BİZİM HİKAYELERİMİZ YÜZ YIL YETER◊ Çekimlerin zor geçtiğini söylediniz. Sizi en çok zorlayan sahneler hangileriydi?- Filmin kendisi çok zordu. Bu arada yardımcı oyuncuların gerçekten çok güzel çalıştığını belirtmeliyim, onları tebrik ediyorum. Sabahtan gece yarılarına kadar şikayet etmeden, coşkuyla, özveriyle çalıştılar.
Aynı o geceki birlik beraberliği hissettirdiler. Belgesel film niteliğinde, her evde her arşivde olması gereken bir film yaptık.
◊ Aynı zamanda yüksek bütçeyle çekilen bir film olduğu söyleniyor...- Evet, yüksek bütçeliydi. Bizim geçmişimizde çok büyük hikayeler var. Tarihimizi anlatabilmek için de büyük bütçeli prodüksiyonlara ihtiyacımız var tabii. Dilerim bu film örnek olur, gişesi bol olur ve diğerleri için yol açar. Bütün dünyaya derdimizi anlatabileceğimiz filmler çekeriz inşallah.
Çünkü daha anlatacak çok şeyimiz var. Hollywood 200-300 milyon dolarlara filmler çekiyor. Ama onların hikayeleri bitti, bizde ise hikaye çok. 150-160 ülkeye dizi ihraç ediyoruz. Ben kendimden biliyorum, rol aldığım diziler 127 ülkede oynuyor. Bunu sinema sektöründe de yapmalıyız. Bizim hikayelerimiz yüz yıl yeter.
ASLIHAN KARALAR: Türk halkının gücünü gördük
◊ “15/07 Şafak Vakti” filminin kadrosunda yer almak nasıl bir duygu sizin için?
Aslıhan Karalar: Böyle bir projenin içinde olmayı çok istemiştim. Teklif gelince de kabul ettim ve başladım. Kendimi çok şanslı hissediyorum.
◊ Siz hangi rolü canlandırdınız?
- Cevdet’in (Erkan Petekkaya) kızı Elif’i canlandırdım. Yusuf’un (Baran Bölükbaşı) ablası. Annesini yeni kaybetmiş, yokluğuna alışamamış bir avukat. Çok yoğun duygular yaşayan bir karaktere hayat verdim.
UÇAKLARIN KORKUNÇ SESİNE ŞAHİT OLDUM
◊ 15 Temmuz gecesi neredeydiniz? Neler yaşadınız?
- Ben ailemle Ankara’daydım.
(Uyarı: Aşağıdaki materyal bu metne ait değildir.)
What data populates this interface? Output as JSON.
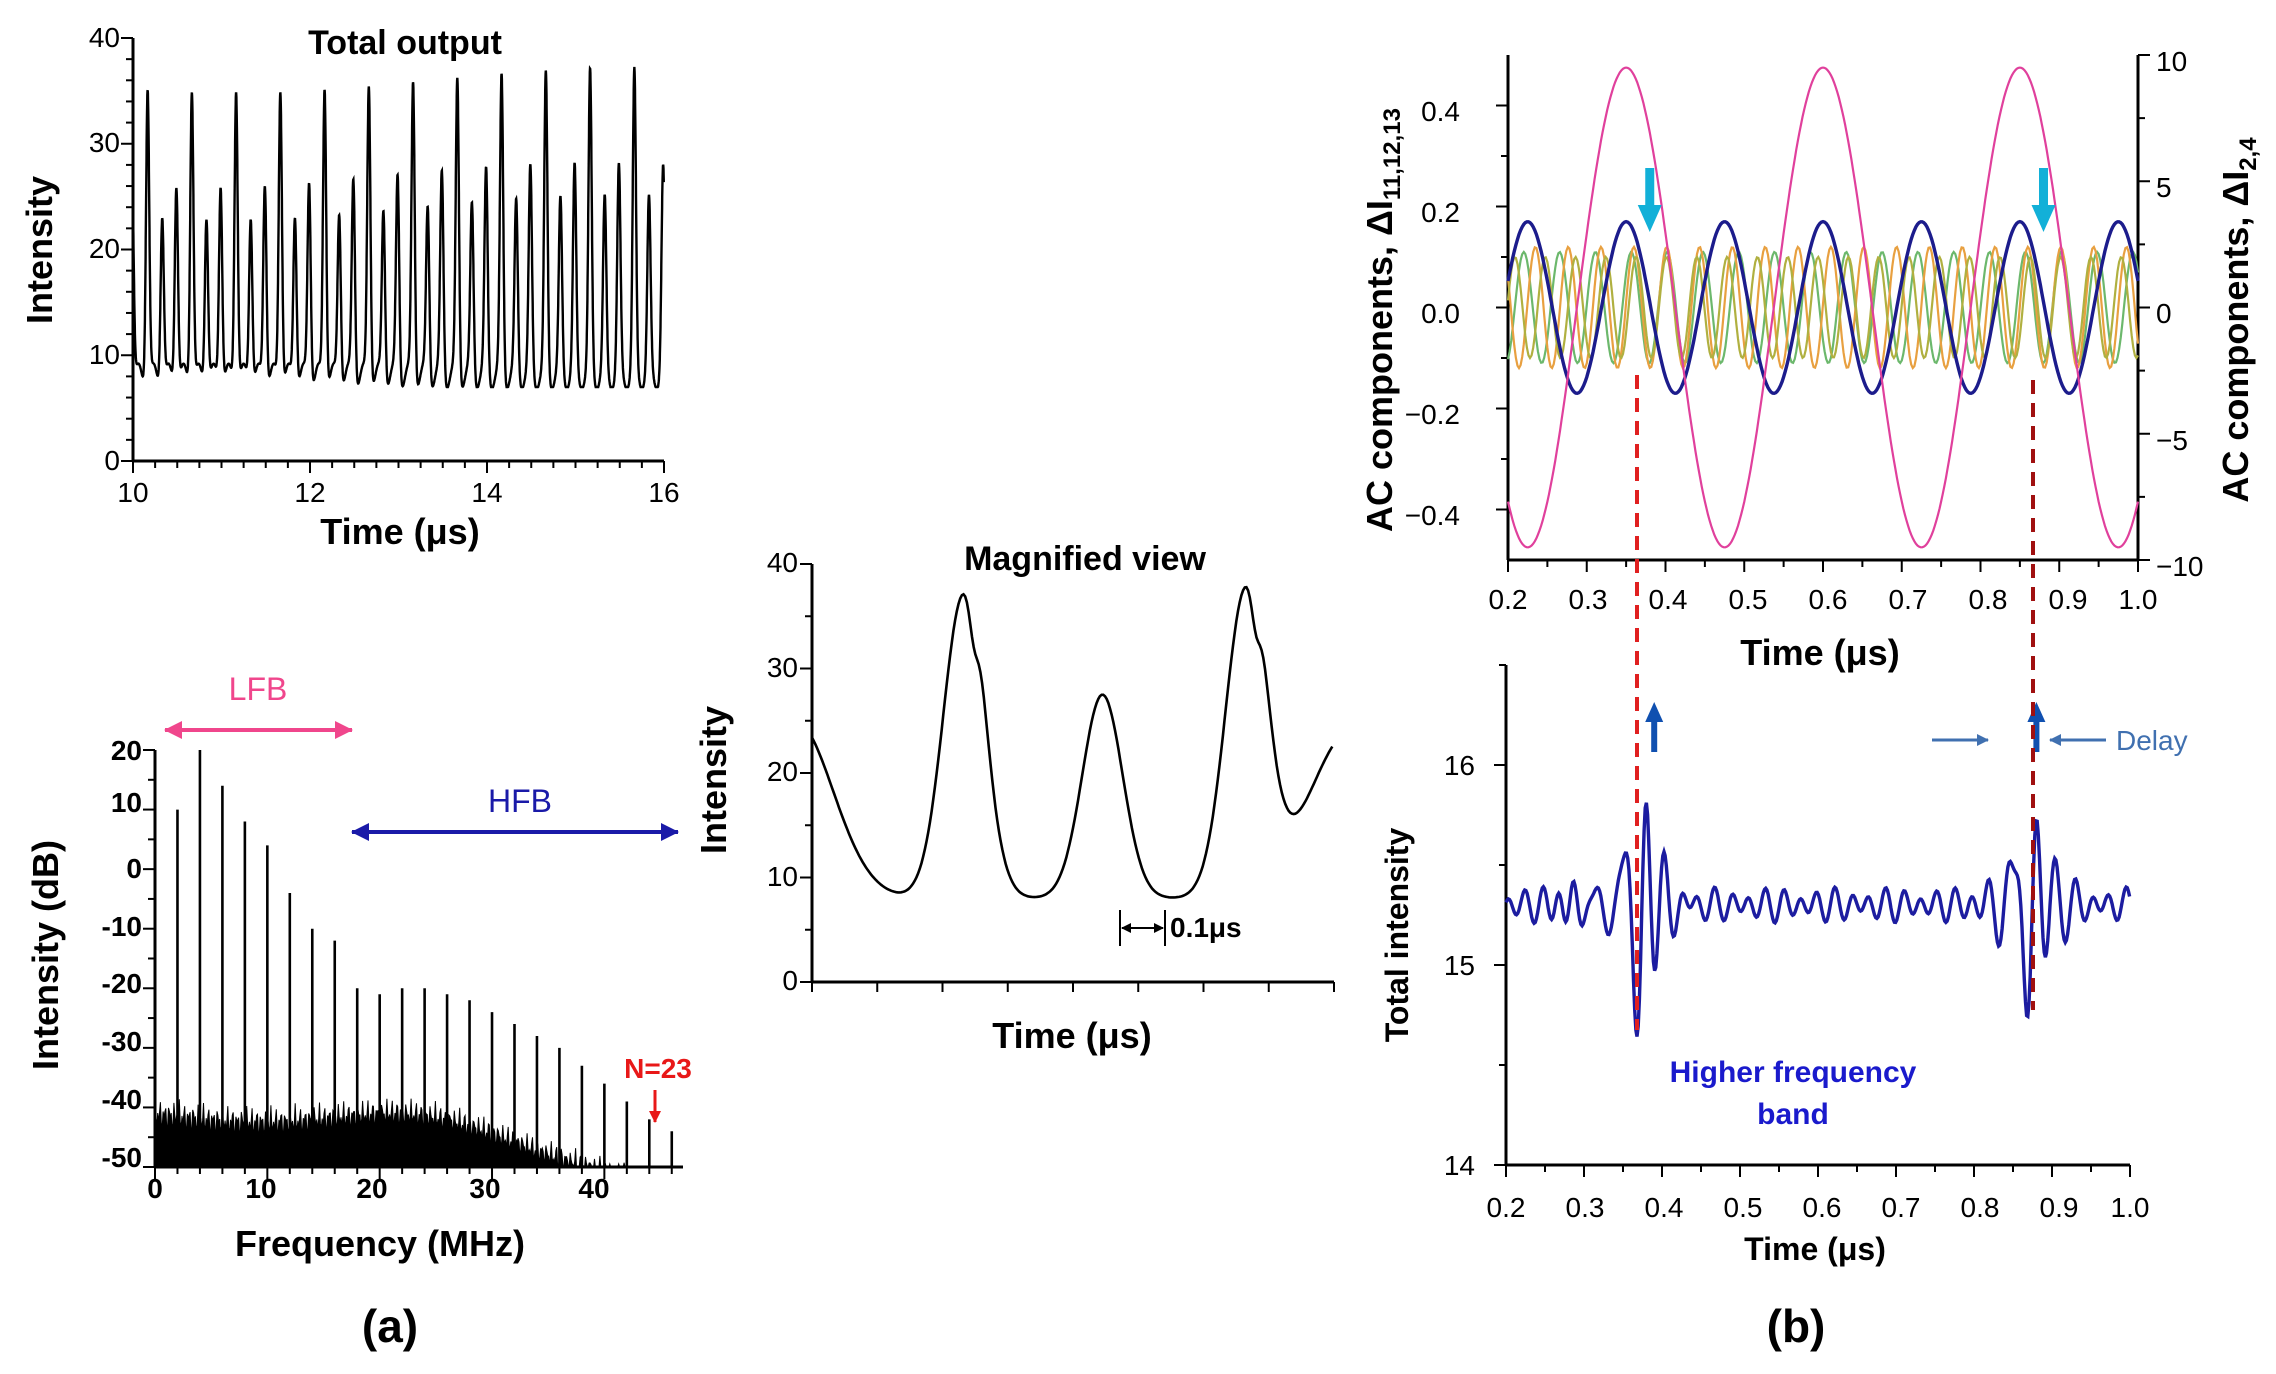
{
  "colors": {
    "axis": "#000000",
    "trace": "#000000",
    "lfb": "#f0468c",
    "hfb": "#1a1aa8",
    "n23": "#e81818",
    "navy": "#1c1c8c",
    "magenta": "#e0409c",
    "cyan": "#12b0d8",
    "green": "#6cb86c",
    "orange": "#e8a040",
    "olive": "#b0b040",
    "red_dash": "#e02020",
    "darkred_dash": "#a01010",
    "steel": "#4070b0",
    "blue_arrow": "#1050b0",
    "total_int": "#1c1ca0"
  },
  "chart_data": [
    {
      "id": "total-output",
      "type": "line",
      "title": "Total output",
      "xlabel": "Time (μs)",
      "ylabel": "Intensity",
      "xlim": [
        10,
        16
      ],
      "ylim": [
        0,
        40
      ],
      "xticks": [
        "10",
        "12",
        "14",
        "16"
      ],
      "yticks": [
        "0",
        "10",
        "20",
        "30",
        "40"
      ],
      "period_us": 0.5,
      "peaks": [
        36,
        24,
        27
      ],
      "baseline": 8
    },
    {
      "id": "magnified-view",
      "type": "line",
      "title": "Magnified view",
      "xlabel": "Time (μs)",
      "ylabel": "Intensity",
      "ylim": [
        0,
        40
      ],
      "yticks": [
        "0",
        "10",
        "20",
        "30",
        "40"
      ],
      "annotation": "0.1μs",
      "peaks": [
        37,
        27.5,
        37
      ],
      "baseline": 8
    },
    {
      "id": "spectrum",
      "type": "bar",
      "xlabel": "Frequency (MHz)",
      "ylabel": "Intensity (dB)",
      "xlim": [
        0,
        47
      ],
      "ylim": [
        -50,
        20
      ],
      "xticks": [
        "0",
        "10",
        "20",
        "30",
        "40"
      ],
      "yticks": [
        "20",
        "10",
        "0",
        "-10",
        "-20",
        "-30",
        "-40",
        "-50"
      ],
      "fundamental_mhz": 2,
      "harmonics": [
        10,
        20,
        14,
        8,
        4,
        -4,
        -10,
        -12,
        -20,
        -21,
        -20,
        -20,
        -21,
        -22,
        -24,
        -26,
        -28,
        -30,
        -33,
        -36,
        -39,
        -42,
        -44
      ],
      "labels": {
        "lfb": "LFB",
        "hfb": "HFB",
        "n": "N=23"
      },
      "panel_label": "(a)"
    },
    {
      "id": "ac-components",
      "type": "line",
      "xlabel": "Time (μs)",
      "ylabel": "AC components, ΔI",
      "ylabel_sub": "11,12,13",
      "ylabel_right": "AC components, ΔI",
      "ylabel_right_sub": "2,4",
      "xlim": [
        0.2,
        1.0
      ],
      "ylim": [
        -0.5,
        0.5
      ],
      "ylim_right": [
        -10,
        10
      ],
      "xticks": [
        "0.2",
        "0.3",
        "0.4",
        "0.5",
        "0.6",
        "0.7",
        "0.8",
        "0.9",
        "1.0"
      ],
      "yticks": [
        "−0.4",
        "−0.2",
        "0.0",
        "0.2",
        "0.4"
      ],
      "yticks_right": [
        "−10",
        "−5",
        "0",
        "5",
        "10"
      ],
      "series": [
        {
          "name": "ΔI2",
          "axis": "right",
          "amp": 9.5,
          "period_us": 0.25,
          "peak_us": 0.35
        },
        {
          "name": "ΔI4",
          "axis": "right",
          "amp": 3.4,
          "period_us": 0.125,
          "peak_us": 0.35
        },
        {
          "name": "ΔI11",
          "axis": "left",
          "amp": 0.11,
          "period_us": 0.0455
        },
        {
          "name": "ΔI12",
          "axis": "left",
          "amp": 0.12,
          "period_us": 0.0417
        },
        {
          "name": "ΔI13",
          "axis": "left",
          "amp": 0.1,
          "period_us": 0.0385
        }
      ]
    },
    {
      "id": "total-intensity",
      "type": "line",
      "xlabel": "Time (μs)",
      "ylabel": "Total intensity",
      "xlim": [
        0.2,
        1.0
      ],
      "ylim": [
        14,
        16.5
      ],
      "xticks": [
        "0.2",
        "0.3",
        "0.4",
        "0.5",
        "0.6",
        "0.7",
        "0.8",
        "0.9",
        "1.0"
      ],
      "yticks": [
        "14",
        "15",
        "16"
      ],
      "baseline": 15.3,
      "burst_centers_us": [
        0.37,
        0.87
      ],
      "annotation": "Higher frequency",
      "annotation_line2": "band",
      "delay_label": "Delay",
      "panel_label": "(b)"
    }
  ]
}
Alçaktan uçan uçakların korkunç sesine şahit oldum. O gece halkın gücünün üstünde bir güç olmadığını gördük. Tüm şehitlerimize Allah’tan rahmet diliyorum, gazilerimize ise minnetlerimi sunuyorum.
◊ Size ne öğretti 15 Temmuz ya da sizde ne gibi değişimlere sebep oldu?- Türk halkının gücünü ve karşısında hiçbir şeyin duramayacağını tekrardan görmüş olduk. O gün başta ne olduğunu anlayamamıştım. Korkmuştum ama sonrasında mutlu oldum. Unutulmaz bir tarihi olaya tanıklık ettim. Filmde de bunu anlatıyoruz. Herkesin evinde olması gereken bir film “15/07 Şafak Vakti”.
◊ Çekimlerde zorlandınız mı? Rolünüzün etkisinde kaldığınız anlar oldu mu?- Elif’in babasının köprüde olduğu, ona ulaşamadığı ve kaybetme korkusu yaşadığı sahnelerde çok duygulandım. Sanki o günü tekrar yaşadık. Zorlayıcı bir karakter oldu benim için.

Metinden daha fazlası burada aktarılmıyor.